# Question when selling kayak



## mishmosh (Jul 22, 2007)

The ODNR site says change in ownership of all registered boats must be done in person at a branch. Is this for the new owner or do I have to do it before the sale is finalized? Is the registration still good until the expiration date? Can I make a receipt saying I sold my kayak to so-and-so and let them do the paperwork?


----------



## Snakecharmer (Apr 9, 2008)

Registration is still good, new owner needs to go to branch to transfer title.


----------



## mishmosh (Jul 22, 2007)

Thanks for the quick response. That was the answer I wanted to hear! I was afraid I couldn't just take the payment and hand the kayak with papers over. I don't have a title for any of my kayaks but I do keep purchase documents.


----------



## Dragons4u (Jul 18, 2011)

They also have to have some kind of reciept showing they purchased it from you. Preferably something signed by you and the purchaser and notarized.

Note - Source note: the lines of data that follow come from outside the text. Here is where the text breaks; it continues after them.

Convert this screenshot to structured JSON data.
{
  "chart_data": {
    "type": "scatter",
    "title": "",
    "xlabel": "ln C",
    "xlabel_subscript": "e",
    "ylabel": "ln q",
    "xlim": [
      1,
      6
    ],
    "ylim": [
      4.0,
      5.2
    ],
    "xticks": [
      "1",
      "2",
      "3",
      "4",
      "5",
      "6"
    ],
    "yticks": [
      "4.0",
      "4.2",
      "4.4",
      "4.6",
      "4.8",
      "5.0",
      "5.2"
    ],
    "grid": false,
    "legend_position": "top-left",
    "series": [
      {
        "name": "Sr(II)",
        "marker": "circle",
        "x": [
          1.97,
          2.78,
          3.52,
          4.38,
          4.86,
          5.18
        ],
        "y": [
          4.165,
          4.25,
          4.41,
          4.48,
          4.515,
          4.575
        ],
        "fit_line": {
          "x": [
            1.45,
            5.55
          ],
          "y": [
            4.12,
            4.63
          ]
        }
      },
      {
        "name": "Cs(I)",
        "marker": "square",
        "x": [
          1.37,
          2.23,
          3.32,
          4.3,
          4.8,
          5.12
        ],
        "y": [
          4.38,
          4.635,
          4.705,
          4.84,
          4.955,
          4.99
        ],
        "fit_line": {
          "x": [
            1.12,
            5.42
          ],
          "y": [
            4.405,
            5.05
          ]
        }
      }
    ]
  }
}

Edit: Oops, didn't see you mentioned the reciept already, sorry. 
I just bought a used kayak close to a month ago and have had to go through all kinds of hoops because it had not been registered ever before. Not only do I have to have a reciept, but an inspection to have a HIN assigned as well.


----------



## F1504X4 (Mar 23, 2008)

When selling a kayak all you as the owner have to do is sign over the transfer section on the back of your registration, if its the larger green and white sheet of paper. Then just write up a bill of sale stating that you sold so and so the boat, MAKE MODEL HIN. Then both of you sign it. If you can get it notarized, then even better. The more of a paper trail/proof of a honest sale, the easier it will be.


----------



## mishmosh (Jul 22, 2007)

The last time I registered a kayak, I went to my local license bureau instead of the watercraft office. They only do boat licenses at certain hours of the day. In any case, they did not ask to see any proof of ownership, even though I brought in the Mfg statement of origin and purchase receipt. My other kayak was registered at the watercraft office and I had to show them some sort of proof.


----------